È qui che il confronto interno con Antonelli assume quasi un significato simbolico. Perché il giovane italiano sembra vivere questo inizio di ascesa con la leggerezza inconsapevole di chi non ha ancora avuto il tempo di trasformare la pressione in ossessione. George, invece, quella pressione la sente tutta, e quando provi a convincerti di non aver più nulla da perdere dopo appena cinque gare di una stagione così lunga, forse stai confessando proprio quanto quel peso ti stia consumando.
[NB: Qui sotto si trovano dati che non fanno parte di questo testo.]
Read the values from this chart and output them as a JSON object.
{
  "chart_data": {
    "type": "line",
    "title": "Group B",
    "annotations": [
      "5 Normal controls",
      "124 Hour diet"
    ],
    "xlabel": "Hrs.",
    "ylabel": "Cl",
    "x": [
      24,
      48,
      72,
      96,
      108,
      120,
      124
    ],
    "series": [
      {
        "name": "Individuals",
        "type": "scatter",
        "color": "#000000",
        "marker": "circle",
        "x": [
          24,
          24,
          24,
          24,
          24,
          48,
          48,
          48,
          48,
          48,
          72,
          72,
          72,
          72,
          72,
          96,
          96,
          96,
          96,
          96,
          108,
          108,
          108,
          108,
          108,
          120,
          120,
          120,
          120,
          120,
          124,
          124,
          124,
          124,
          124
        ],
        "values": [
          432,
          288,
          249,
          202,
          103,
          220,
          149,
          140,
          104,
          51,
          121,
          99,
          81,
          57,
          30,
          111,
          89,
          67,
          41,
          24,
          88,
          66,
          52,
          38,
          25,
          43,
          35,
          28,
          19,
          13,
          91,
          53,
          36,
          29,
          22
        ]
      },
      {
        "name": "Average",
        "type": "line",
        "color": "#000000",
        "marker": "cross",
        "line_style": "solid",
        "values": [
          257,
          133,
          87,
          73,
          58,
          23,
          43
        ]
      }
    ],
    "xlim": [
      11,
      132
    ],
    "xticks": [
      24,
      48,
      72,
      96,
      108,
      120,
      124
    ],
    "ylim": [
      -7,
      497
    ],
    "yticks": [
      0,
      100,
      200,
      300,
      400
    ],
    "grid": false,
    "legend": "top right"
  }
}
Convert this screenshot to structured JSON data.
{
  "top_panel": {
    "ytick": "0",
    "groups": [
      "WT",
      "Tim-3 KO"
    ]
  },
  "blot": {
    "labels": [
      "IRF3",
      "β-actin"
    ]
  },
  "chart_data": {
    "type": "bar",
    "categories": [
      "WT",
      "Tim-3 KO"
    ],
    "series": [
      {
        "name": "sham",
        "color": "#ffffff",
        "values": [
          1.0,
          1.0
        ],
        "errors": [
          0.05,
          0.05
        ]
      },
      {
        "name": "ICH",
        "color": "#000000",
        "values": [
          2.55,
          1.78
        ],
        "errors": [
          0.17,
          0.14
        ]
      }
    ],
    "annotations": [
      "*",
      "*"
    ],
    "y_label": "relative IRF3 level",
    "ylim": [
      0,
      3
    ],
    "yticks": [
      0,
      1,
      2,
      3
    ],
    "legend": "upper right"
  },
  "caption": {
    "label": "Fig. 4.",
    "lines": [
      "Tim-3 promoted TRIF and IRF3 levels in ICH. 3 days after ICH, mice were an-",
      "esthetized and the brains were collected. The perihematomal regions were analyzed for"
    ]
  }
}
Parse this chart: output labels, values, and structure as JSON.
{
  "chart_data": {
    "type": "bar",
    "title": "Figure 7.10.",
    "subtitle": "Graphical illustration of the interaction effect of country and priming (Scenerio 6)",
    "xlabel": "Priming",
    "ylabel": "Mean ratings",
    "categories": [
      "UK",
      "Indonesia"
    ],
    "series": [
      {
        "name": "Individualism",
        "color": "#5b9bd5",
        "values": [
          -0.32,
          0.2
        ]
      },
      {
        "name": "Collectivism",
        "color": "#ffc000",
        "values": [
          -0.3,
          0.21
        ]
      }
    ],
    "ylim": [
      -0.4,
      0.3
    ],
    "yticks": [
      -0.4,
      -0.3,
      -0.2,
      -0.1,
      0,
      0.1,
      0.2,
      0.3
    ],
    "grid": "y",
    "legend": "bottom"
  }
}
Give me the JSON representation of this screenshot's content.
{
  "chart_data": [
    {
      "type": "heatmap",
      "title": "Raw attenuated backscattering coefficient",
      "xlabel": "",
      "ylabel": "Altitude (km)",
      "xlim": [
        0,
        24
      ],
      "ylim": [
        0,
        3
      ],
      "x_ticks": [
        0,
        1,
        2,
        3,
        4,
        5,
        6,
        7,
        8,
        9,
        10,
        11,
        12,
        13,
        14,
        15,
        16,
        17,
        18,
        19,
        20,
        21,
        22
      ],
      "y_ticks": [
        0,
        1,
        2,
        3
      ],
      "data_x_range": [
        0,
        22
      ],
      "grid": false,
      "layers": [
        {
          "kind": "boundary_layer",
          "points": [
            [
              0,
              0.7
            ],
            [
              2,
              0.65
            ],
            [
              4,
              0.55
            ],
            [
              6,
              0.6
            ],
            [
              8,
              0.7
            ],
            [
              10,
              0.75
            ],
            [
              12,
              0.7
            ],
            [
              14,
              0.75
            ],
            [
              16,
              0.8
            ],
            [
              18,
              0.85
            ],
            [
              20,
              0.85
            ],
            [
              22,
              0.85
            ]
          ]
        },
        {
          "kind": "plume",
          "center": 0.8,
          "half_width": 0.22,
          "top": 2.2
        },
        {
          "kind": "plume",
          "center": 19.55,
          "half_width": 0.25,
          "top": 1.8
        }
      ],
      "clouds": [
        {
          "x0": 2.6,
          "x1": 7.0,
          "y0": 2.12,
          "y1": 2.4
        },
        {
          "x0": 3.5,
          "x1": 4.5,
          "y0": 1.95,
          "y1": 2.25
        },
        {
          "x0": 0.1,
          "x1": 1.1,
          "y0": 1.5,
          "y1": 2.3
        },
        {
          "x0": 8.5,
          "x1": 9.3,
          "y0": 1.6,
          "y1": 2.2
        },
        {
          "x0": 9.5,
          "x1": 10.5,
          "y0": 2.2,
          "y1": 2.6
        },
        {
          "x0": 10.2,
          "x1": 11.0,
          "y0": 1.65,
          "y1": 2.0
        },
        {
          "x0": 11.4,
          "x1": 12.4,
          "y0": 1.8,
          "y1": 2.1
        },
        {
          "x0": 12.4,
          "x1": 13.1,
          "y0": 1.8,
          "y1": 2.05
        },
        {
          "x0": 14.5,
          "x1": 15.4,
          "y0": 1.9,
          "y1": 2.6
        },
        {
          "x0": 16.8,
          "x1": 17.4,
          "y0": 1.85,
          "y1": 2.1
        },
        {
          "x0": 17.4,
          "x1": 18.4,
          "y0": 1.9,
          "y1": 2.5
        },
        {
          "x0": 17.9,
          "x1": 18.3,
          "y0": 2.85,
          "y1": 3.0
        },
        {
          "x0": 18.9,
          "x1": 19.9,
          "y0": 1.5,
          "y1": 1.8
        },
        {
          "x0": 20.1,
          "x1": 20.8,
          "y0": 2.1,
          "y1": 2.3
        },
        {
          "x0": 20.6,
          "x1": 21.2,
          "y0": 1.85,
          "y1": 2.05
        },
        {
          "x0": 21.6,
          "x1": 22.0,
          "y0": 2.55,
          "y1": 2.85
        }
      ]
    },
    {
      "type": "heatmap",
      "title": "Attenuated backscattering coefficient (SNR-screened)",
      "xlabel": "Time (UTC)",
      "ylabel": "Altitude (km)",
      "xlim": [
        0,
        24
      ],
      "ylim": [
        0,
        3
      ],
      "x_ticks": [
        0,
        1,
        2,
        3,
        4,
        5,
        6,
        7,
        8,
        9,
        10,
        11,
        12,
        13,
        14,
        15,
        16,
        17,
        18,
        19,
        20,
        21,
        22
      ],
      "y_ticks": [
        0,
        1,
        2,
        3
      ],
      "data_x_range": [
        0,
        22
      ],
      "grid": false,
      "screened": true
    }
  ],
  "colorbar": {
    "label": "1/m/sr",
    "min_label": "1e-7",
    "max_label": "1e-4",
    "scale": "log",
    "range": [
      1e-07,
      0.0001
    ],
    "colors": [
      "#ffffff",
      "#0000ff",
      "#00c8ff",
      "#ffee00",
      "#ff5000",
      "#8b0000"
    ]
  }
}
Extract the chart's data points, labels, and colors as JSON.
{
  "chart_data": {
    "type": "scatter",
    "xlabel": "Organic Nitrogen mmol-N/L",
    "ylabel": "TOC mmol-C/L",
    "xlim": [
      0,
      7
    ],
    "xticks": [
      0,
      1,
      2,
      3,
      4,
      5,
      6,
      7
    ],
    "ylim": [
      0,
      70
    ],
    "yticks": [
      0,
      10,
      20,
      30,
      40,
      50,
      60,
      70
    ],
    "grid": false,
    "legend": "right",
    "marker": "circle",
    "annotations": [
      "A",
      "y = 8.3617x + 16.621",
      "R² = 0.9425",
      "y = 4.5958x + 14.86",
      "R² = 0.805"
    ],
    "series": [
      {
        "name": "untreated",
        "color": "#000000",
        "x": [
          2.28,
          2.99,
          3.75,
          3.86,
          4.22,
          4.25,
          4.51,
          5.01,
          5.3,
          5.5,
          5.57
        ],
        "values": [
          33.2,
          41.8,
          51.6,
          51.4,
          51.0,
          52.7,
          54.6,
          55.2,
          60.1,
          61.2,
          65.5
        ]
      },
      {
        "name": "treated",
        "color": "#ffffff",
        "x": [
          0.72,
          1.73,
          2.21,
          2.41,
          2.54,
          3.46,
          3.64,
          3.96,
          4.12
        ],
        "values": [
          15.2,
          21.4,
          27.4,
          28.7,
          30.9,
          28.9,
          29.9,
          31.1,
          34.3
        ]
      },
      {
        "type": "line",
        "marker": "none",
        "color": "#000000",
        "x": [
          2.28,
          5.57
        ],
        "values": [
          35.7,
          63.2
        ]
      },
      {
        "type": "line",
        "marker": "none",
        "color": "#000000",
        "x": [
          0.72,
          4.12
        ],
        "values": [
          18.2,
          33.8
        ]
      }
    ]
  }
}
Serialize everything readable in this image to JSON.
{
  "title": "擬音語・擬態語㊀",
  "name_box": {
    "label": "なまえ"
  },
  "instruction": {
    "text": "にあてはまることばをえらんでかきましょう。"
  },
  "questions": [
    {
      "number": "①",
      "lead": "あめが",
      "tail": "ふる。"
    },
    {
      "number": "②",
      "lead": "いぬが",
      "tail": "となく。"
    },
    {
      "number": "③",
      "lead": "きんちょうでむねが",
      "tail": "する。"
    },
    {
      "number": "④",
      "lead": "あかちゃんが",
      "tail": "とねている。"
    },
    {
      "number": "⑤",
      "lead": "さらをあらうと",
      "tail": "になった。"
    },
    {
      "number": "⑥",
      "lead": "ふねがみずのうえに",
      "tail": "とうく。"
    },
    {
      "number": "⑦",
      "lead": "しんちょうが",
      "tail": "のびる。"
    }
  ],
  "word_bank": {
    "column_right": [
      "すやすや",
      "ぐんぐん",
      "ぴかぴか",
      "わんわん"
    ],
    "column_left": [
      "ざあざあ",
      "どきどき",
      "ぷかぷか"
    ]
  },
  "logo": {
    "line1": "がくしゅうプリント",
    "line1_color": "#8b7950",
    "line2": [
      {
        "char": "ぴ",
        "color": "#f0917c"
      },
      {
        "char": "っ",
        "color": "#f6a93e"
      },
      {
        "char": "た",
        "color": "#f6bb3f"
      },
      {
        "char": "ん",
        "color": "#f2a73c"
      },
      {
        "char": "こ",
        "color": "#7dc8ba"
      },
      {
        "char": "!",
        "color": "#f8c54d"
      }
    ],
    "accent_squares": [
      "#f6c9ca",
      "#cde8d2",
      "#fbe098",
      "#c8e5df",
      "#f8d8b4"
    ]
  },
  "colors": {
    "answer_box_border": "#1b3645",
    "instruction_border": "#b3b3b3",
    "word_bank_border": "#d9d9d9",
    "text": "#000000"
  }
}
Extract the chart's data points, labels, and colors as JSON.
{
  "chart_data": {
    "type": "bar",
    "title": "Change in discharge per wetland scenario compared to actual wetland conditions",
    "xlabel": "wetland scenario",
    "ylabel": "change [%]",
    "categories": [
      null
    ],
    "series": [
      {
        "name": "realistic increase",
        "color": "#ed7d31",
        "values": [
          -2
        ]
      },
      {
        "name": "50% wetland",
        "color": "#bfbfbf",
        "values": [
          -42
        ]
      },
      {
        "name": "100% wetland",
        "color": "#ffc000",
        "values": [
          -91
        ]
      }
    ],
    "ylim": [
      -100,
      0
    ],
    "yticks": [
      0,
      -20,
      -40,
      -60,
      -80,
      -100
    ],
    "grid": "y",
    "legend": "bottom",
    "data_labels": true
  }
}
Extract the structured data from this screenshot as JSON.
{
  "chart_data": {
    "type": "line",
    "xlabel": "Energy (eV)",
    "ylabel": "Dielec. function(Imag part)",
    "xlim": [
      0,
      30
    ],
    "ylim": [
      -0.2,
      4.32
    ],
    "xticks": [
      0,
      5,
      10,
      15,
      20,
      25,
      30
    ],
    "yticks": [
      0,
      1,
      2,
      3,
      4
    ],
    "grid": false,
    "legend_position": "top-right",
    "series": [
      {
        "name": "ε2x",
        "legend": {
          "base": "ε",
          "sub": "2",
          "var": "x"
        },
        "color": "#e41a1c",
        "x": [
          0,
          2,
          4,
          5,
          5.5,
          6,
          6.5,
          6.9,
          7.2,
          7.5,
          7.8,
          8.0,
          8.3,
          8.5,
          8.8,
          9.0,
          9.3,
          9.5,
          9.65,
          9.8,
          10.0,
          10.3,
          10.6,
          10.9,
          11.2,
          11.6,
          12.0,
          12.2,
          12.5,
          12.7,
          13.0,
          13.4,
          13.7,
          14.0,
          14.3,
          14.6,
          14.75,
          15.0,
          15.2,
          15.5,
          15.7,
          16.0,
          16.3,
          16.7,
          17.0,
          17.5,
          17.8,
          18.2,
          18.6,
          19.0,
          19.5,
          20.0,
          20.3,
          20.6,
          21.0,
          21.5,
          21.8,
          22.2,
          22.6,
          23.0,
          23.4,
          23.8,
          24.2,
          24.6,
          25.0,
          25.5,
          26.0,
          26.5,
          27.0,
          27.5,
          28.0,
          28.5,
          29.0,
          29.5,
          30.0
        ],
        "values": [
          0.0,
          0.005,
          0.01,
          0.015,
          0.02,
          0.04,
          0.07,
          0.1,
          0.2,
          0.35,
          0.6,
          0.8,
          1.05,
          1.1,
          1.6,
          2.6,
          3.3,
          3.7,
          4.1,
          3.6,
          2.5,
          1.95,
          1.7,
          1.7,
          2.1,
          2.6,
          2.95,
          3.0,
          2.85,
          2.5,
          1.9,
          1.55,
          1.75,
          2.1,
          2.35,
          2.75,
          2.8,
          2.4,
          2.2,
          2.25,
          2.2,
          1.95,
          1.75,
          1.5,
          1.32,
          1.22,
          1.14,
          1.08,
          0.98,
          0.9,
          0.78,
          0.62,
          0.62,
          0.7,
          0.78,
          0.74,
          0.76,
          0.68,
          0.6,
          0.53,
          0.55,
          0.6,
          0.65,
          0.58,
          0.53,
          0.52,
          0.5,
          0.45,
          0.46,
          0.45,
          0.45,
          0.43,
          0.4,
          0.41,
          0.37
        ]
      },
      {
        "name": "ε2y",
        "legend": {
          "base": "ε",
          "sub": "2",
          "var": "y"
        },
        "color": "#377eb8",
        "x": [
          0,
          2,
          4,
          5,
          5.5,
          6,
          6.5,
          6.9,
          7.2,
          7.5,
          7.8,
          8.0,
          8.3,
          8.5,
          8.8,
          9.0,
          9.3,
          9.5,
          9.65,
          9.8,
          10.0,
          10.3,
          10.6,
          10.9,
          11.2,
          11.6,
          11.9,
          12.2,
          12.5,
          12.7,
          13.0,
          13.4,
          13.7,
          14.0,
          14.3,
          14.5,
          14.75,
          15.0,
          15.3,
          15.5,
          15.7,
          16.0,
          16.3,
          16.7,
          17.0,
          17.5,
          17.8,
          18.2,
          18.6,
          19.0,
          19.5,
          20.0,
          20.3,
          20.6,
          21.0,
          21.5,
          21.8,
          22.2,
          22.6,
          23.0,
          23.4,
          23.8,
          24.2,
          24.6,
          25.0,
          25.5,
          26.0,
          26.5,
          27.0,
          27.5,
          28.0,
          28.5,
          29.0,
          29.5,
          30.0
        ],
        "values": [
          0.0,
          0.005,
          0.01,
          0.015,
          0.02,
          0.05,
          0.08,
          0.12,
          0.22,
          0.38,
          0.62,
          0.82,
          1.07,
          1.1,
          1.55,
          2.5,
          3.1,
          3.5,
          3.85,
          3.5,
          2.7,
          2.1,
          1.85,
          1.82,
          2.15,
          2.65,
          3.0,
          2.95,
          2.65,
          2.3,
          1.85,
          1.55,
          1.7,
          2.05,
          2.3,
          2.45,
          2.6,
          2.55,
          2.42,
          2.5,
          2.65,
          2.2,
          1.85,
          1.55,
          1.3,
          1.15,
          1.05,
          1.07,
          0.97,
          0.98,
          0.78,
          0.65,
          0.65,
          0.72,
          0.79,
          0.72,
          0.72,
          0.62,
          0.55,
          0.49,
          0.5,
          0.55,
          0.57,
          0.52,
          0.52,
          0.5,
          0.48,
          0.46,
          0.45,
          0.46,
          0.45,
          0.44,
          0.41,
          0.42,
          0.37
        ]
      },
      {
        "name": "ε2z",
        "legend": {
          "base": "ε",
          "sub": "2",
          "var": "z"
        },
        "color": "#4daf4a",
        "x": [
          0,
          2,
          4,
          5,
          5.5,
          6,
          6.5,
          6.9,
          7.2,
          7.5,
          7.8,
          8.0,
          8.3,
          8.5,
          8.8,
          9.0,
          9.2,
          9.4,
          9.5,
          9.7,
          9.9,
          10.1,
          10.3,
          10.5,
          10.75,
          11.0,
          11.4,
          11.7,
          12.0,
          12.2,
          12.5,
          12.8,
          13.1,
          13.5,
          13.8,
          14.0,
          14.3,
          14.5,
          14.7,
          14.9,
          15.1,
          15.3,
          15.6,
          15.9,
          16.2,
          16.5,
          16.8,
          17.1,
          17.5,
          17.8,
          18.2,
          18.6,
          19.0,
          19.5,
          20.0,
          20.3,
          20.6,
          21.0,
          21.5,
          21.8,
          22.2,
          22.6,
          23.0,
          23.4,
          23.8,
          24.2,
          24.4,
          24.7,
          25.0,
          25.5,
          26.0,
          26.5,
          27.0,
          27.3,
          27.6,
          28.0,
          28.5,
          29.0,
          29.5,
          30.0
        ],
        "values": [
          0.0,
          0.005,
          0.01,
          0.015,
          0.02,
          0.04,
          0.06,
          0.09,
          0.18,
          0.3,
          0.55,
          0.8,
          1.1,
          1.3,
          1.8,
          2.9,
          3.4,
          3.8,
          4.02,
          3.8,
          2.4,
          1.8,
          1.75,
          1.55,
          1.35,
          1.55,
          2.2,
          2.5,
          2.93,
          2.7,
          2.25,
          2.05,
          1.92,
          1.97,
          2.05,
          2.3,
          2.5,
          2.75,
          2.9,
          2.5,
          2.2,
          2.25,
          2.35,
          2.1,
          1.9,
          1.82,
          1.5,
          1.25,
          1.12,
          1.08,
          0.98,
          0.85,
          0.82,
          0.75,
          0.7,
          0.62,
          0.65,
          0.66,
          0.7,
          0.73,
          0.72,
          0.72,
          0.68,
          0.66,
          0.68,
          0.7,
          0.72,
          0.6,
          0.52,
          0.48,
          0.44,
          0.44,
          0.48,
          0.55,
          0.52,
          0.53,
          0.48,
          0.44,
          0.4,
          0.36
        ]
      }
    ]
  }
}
Il Canada rischia di raccontare molto più di un ritiro: i punti si recuperano, le stagioni cambiano direzione in fretta e la Formula 1 ha sempre la memoria corta quando tornano i risultati. Molto più difficile, invece, è superare il momento in cui un pilota inizia inconsciamente a proteggersi dalla grandezza che lui stesso ha inseguito per tutta la carriera.
E forse è proprio qui che si trova oggi Russell: nel punto più scomodo e più decisivo della sua crescita. Quello in cui non basta più essere pronti a vincere. Bisogna essere pronti anche a sopportare cosa significhi davvero provarci.